On 17 August 2020, the Center for Contemporary Arab Studies (CCAS) at Georgetown University hosted a virtual panel titled "Beirut Explosion: Context and Developments," featuring Jadaliyya Co-Editors (and CCAS alumni) Ziad Abu-Rish and Maya Mikdashi, moderated by CCAS Director Joseph Sassoon.

The panel began with 15-minute presentations by each of Abu-Rish and Mikdashi. Abu-Rish set the stage by discussing what is known about the explosion, its aftermath, and its broader contexts. Mikdashi then spoke on the question of meaningful change in Lebanon and what that would look like. The remainder of the panel featured responses by the presenters to audience questions, moderated by Sassoon.

Panelists


Ziad Abu-Rish
is a 2020-21 American Druze Foundation Fellow at CCAS. He is Co-Director of the MA Program in Human Rights and the Arts at Bard College.

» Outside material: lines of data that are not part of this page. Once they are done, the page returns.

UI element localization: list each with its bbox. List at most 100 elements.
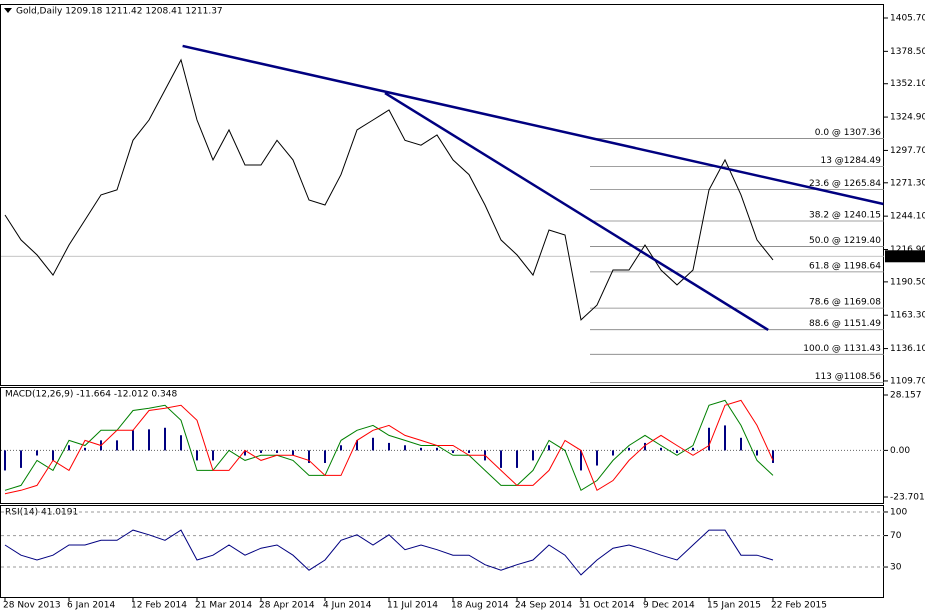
x-tick-label: 28 Apr 2014: [259, 601, 315, 611]
histogram-bar: [4, 450, 6, 471]
x-tick-label: 6 Jan 2014: [67, 601, 115, 611]
fib-label: 50.0 @ 1219.40: [809, 236, 881, 246]
x-tick-label: 24 Sep 2014: [515, 601, 572, 611]
histogram-bar: [628, 447, 630, 451]
price-pane: [0, 4, 884, 386]
x-tick-label: 18 Aug 2014: [451, 601, 509, 611]
series-line: [4, 58, 774, 321]
histogram-bar: [660, 447, 662, 451]
histogram-bar: [772, 450, 774, 463]
histogram-bar: [740, 437, 742, 451]
y-tick-label: 70: [890, 531, 902, 541]
y-tick-label: 1271.30: [890, 178, 925, 188]
fib-label: 61.8 @ 1198.64: [809, 261, 881, 271]
y-tick-label: 1136.10: [890, 344, 925, 354]
series-line: [4, 399, 774, 495]
histogram-bar: [148, 429, 150, 451]
y-tick-label: 30: [890, 563, 902, 573]
rsi-pane: [0, 505, 884, 598]
histogram-bar: [260, 450, 262, 453]
y-tick-label: 28.157: [890, 391, 922, 401]
x-tick-label: 9 Dec 2014: [643, 601, 695, 611]
histogram-bar: [516, 450, 518, 468]
histogram-bar: [116, 440, 118, 451]
pane-title: MACD(12,26,9) -11.664 -12.012 0.348: [5, 390, 177, 400]
last-price-box: [885, 250, 925, 263]
histogram-bar: [132, 430, 134, 451]
histogram-bar: [340, 445, 342, 451]
histogram-bar: [36, 450, 38, 456]
histogram-bar: [692, 447, 694, 451]
histogram-bar: [676, 450, 678, 453]
histogram-bar: [756, 450, 758, 456]
macd-pane: [0, 387, 884, 504]
histogram-bar: [356, 440, 358, 451]
y-tick-label: 1163.30: [890, 311, 925, 321]
last-price-label: 1211.37: [888, 252, 925, 262]
histogram-bar: [532, 450, 534, 461]
histogram-bar: [452, 450, 454, 453]
histogram-bar: [276, 450, 278, 453]
fib-label: 113 @1108.56: [815, 372, 882, 382]
pane-title: RSI(14) 41.0191: [5, 508, 78, 518]
y-tick-label: 1216.90: [890, 245, 925, 255]
histogram-bar: [324, 450, 326, 463]
x-tick-label: 22 Feb 2015: [771, 601, 827, 611]
y-tick-label: 1378.50: [890, 47, 925, 57]
histogram-bar: [68, 445, 70, 451]
histogram-bar: [436, 447, 438, 451]
y-tick-label: 1324.90: [890, 113, 925, 123]
y-tick-label: -23.701: [890, 493, 925, 503]
x-tick-label: 11 Jul 2014: [387, 601, 438, 611]
y-tick-label: 1352.10: [890, 79, 925, 89]
pane-title: Gold,Daily 1209.18 1211.42 1208.41 1211.…: [16, 7, 223, 17]
histogram-bar: [388, 442, 390, 451]
histogram-bar: [196, 450, 198, 461]
histogram-bar: [548, 445, 550, 451]
y-tick-label: 1405.70: [890, 13, 925, 23]
histogram-bar: [612, 450, 614, 456]
fib-label: 23.6 @ 1265.84: [809, 179, 881, 189]
y-tick-label: 1190.50: [890, 277, 925, 287]
series-line: [4, 529, 774, 576]
x-tick-label: 21 Mar 2014: [195, 601, 252, 611]
y-tick-label: 1109.70: [890, 376, 925, 386]
histogram-bar: [292, 450, 294, 456]
fib-label: 0.0 @ 1307.36: [815, 128, 882, 138]
histogram-bar: [180, 435, 182, 451]
y-tick-label: 0.00: [890, 446, 910, 456]
series-line: [4, 399, 774, 492]
fib-label: 100.0 @ 1131.43: [803, 344, 881, 354]
histogram-bar: [404, 445, 406, 451]
histogram-bar: [644, 442, 646, 451]
histogram-bar: [308, 450, 310, 463]
x-tick-label: 12 Feb 2014: [131, 601, 187, 611]
fib-label: 13 @1284.49: [820, 156, 881, 166]
histogram-bar: [52, 450, 54, 461]
y-tick-label: 100: [890, 507, 907, 517]
histogram-bar: [212, 450, 214, 461]
x-tick-label: 4 Jun 2014: [323, 601, 372, 611]
histogram-bar: [420, 447, 422, 451]
histogram-bar: [468, 450, 470, 453]
histogram-bar: [724, 425, 726, 451]
histogram-bar: [244, 450, 246, 456]
histogram-bar: [84, 447, 86, 451]
histogram-bar: [500, 450, 502, 468]
histogram-bar: [708, 427, 710, 451]
x-tick-label: 31 Oct 2014: [579, 601, 635, 611]
fib-label: 88.6 @ 1151.49: [809, 319, 881, 329]
histogram-bar: [596, 450, 598, 466]
histogram-bar: [580, 450, 582, 471]
x-tick-label: 15 Jan 2015: [707, 601, 761, 611]
x-tick-label: 28 Nov 2013: [3, 601, 61, 611]
y-tick-label: 1244.10: [890, 212, 925, 222]
fib-label: 38.2 @ 1240.15: [809, 210, 881, 220]
menu-icon: [4, 8, 12, 13]
y-tick-label: 1297.70: [890, 146, 925, 156]
histogram-bar: [164, 427, 166, 451]
histogram-bar: [20, 450, 22, 468]
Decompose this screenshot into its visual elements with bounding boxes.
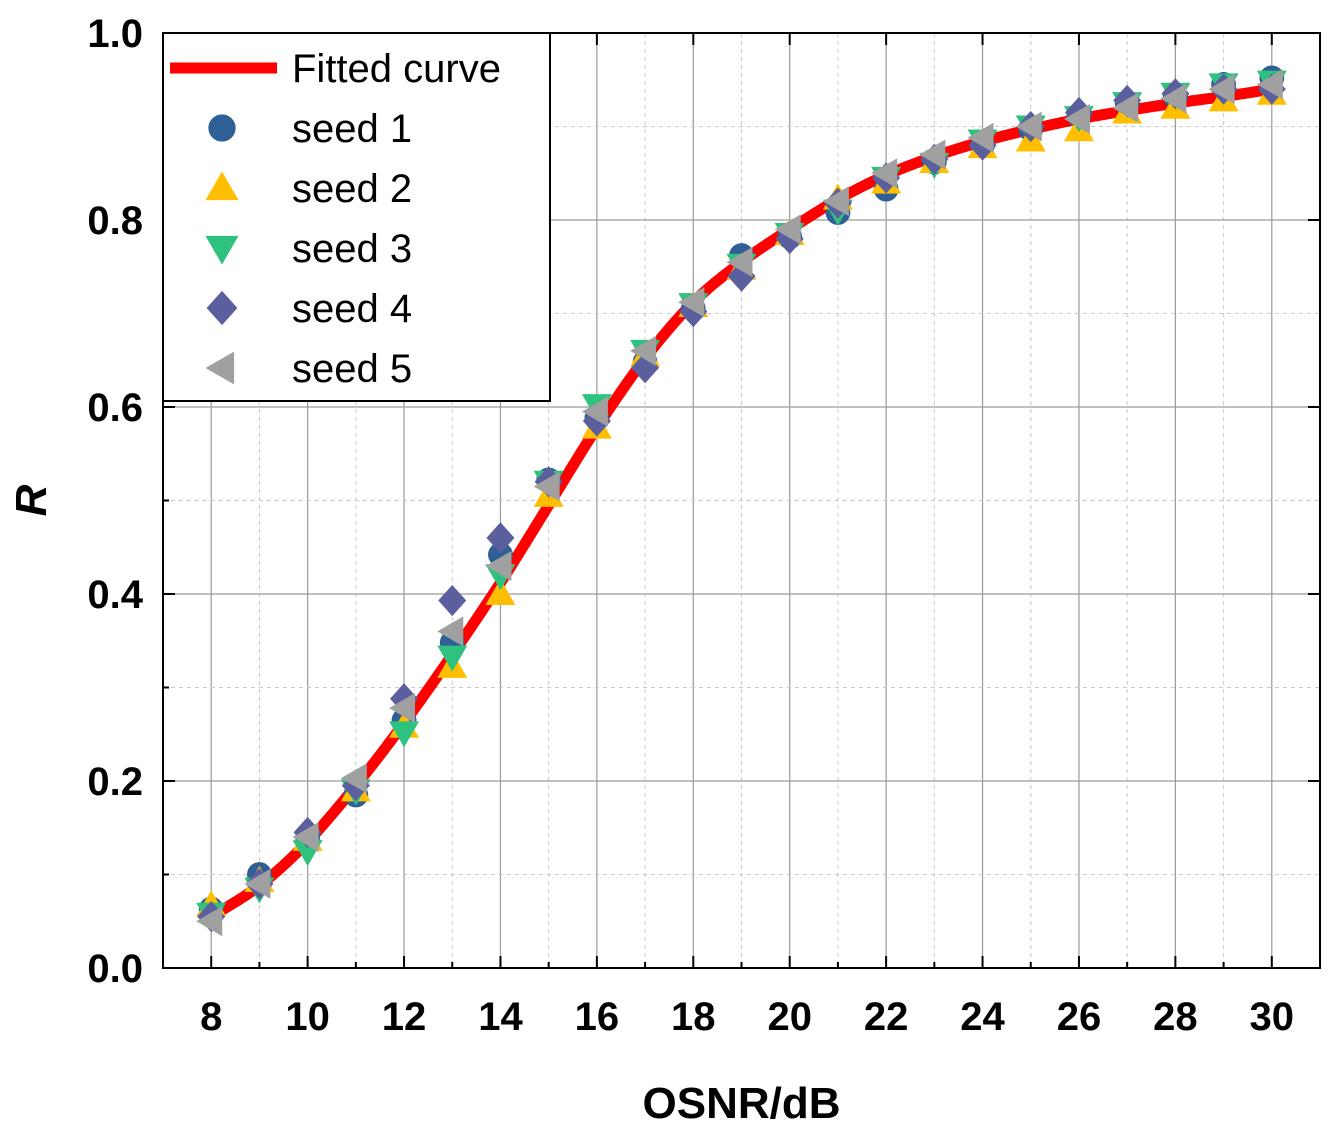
- data-point: [340, 763, 367, 794]
- data-point: [292, 822, 319, 853]
- legend: Fitted curve seed 1 seed 2 seed 3 seed 4 seed…: [162, 32, 551, 402]
- legend-label-seed-1: seed 1: [292, 107, 412, 151]
- data-point: [631, 352, 660, 384]
- x-tick-label: 12: [382, 995, 427, 1039]
- data-point: [485, 550, 512, 581]
- legend-marker-seed-4: [206, 290, 238, 326]
- legend-marker-seed-3: [205, 235, 239, 265]
- data-point: [581, 396, 608, 427]
- data-point: [678, 287, 705, 318]
- data-point: [486, 522, 515, 554]
- x-tick-label: 14: [478, 995, 523, 1039]
- data-points-layer: [196, 65, 1287, 937]
- data-point: [485, 579, 516, 605]
- x-tick-label: 30: [1250, 995, 1295, 1039]
- legend-label-fitted-curve: Fitted curve: [292, 47, 501, 91]
- x-tick-label: 24: [960, 995, 1005, 1039]
- y-tick-label: 0.2: [87, 760, 143, 804]
- legend-marker-seed-1: [208, 114, 236, 142]
- data-point: [196, 906, 223, 937]
- data-point: [389, 693, 416, 724]
- x-tick-label: 10: [285, 995, 330, 1039]
- data-point: [582, 405, 611, 437]
- data-point: [1160, 83, 1187, 114]
- x-tick-label: 26: [1057, 995, 1102, 1039]
- data-point: [822, 186, 849, 217]
- data-point: [437, 616, 464, 647]
- legend-label-seed-3: seed 3: [292, 227, 412, 271]
- y-tick-label: 0.6: [87, 386, 143, 430]
- legend-marker-seed-5: [205, 351, 235, 385]
- legend-box: [162, 32, 551, 402]
- data-point: [630, 335, 657, 366]
- legend-label-seed-2: seed 2: [292, 167, 412, 211]
- data-point: [389, 721, 420, 748]
- data-point: [1063, 104, 1090, 135]
- data-point: [774, 214, 801, 245]
- data-point: [727, 260, 756, 292]
- data-point: [871, 158, 898, 189]
- data-point: [437, 645, 468, 672]
- data-point: [726, 247, 753, 278]
- y-tick-label: 0.4: [87, 573, 143, 617]
- series-seed-5: [196, 69, 1283, 937]
- data-point: [533, 471, 560, 502]
- x-tick-label: 8: [200, 995, 222, 1039]
- data-point: [1015, 111, 1042, 142]
- legend-marker-seed-2: [205, 171, 239, 201]
- x-tick-label: 18: [671, 995, 716, 1039]
- data-point: [244, 868, 271, 899]
- data-point: [919, 139, 946, 170]
- data-point: [1208, 74, 1235, 105]
- y-axis-title: R: [7, 484, 56, 516]
- data-point: [1256, 69, 1283, 100]
- y-tick-label: 1.0: [87, 12, 143, 56]
- legend-label-seed-4: seed 4: [292, 287, 412, 331]
- x-axis-title: OSNR/dB: [643, 1079, 841, 1128]
- data-point: [967, 122, 994, 153]
- data-point: [1112, 92, 1139, 123]
- y-tick-label: 0.0: [87, 947, 143, 991]
- x-tick-label: 16: [575, 995, 620, 1039]
- x-tick-label: 22: [864, 995, 909, 1039]
- axis-ticks: 8 10 12 14 16 18 20 22 24 26 28 30 0.0 0.2 0.4 0.6 0.8 1.…: [87, 12, 1320, 1039]
- legend-label-seed-5: seed 5: [292, 347, 412, 391]
- y-tick-label: 0.8: [87, 199, 143, 243]
- data-point: [390, 683, 419, 715]
- x-tick-label: 28: [1153, 995, 1198, 1039]
- data-point: [438, 584, 467, 617]
- x-tick-label: 20: [767, 995, 812, 1039]
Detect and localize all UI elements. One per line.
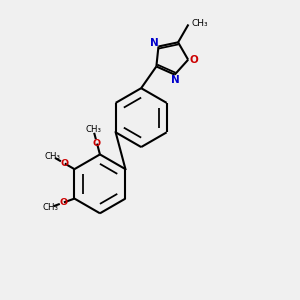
Text: N: N — [171, 75, 180, 85]
Text: CH₃: CH₃ — [42, 203, 58, 212]
Text: O: O — [60, 198, 68, 207]
Text: CH₃: CH₃ — [85, 125, 101, 134]
Text: N: N — [150, 38, 159, 48]
Text: CH₃: CH₃ — [44, 152, 60, 161]
Text: CH₃: CH₃ — [192, 19, 208, 28]
Text: O: O — [189, 55, 198, 65]
Text: O: O — [93, 139, 101, 148]
Text: O: O — [61, 159, 69, 168]
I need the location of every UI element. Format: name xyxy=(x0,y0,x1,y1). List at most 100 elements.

Abu-Rish’s research interests center on the intersections between state formation, economic development, and popular mobilizations in the mid-twentieth-century Levant, especially Lebanon and Jordan. Abu-Rish holds a Ph.D. in History from the University of California Los Angeles and an MA in Arab Studies from Georgetown University. He serves as Co-Editor of Arab Studies Journal and Jadaliyya, and has been based in Beirut since December 2019. He is currently a research fellow at the Lebanese Center for Policy Studies (LCPS).

Maya Mikdashi is an Assistant Professor at the Department of Women’s, Gender and Sexuality Studies and a lecturer in the program in Middle East Studies at Rutgers University, New Brunswick. She received her Ph.D. from the Department of Anthropology at Columbia University and holds an MA in Arab Studies from Georgetown University. She is an interdisciplinary scholar of the state, and is currently completing a book manuscript that examines political difference, sexual difference, sovereignty, secularism and state power in Lebanon. Maya uses both archival and ethnographic research in her work, and is particularly interested in the everyday ways that people talk about, imagine, work within, challenge, and turn towards state power. She is a co-founding editor of Jadaliyya.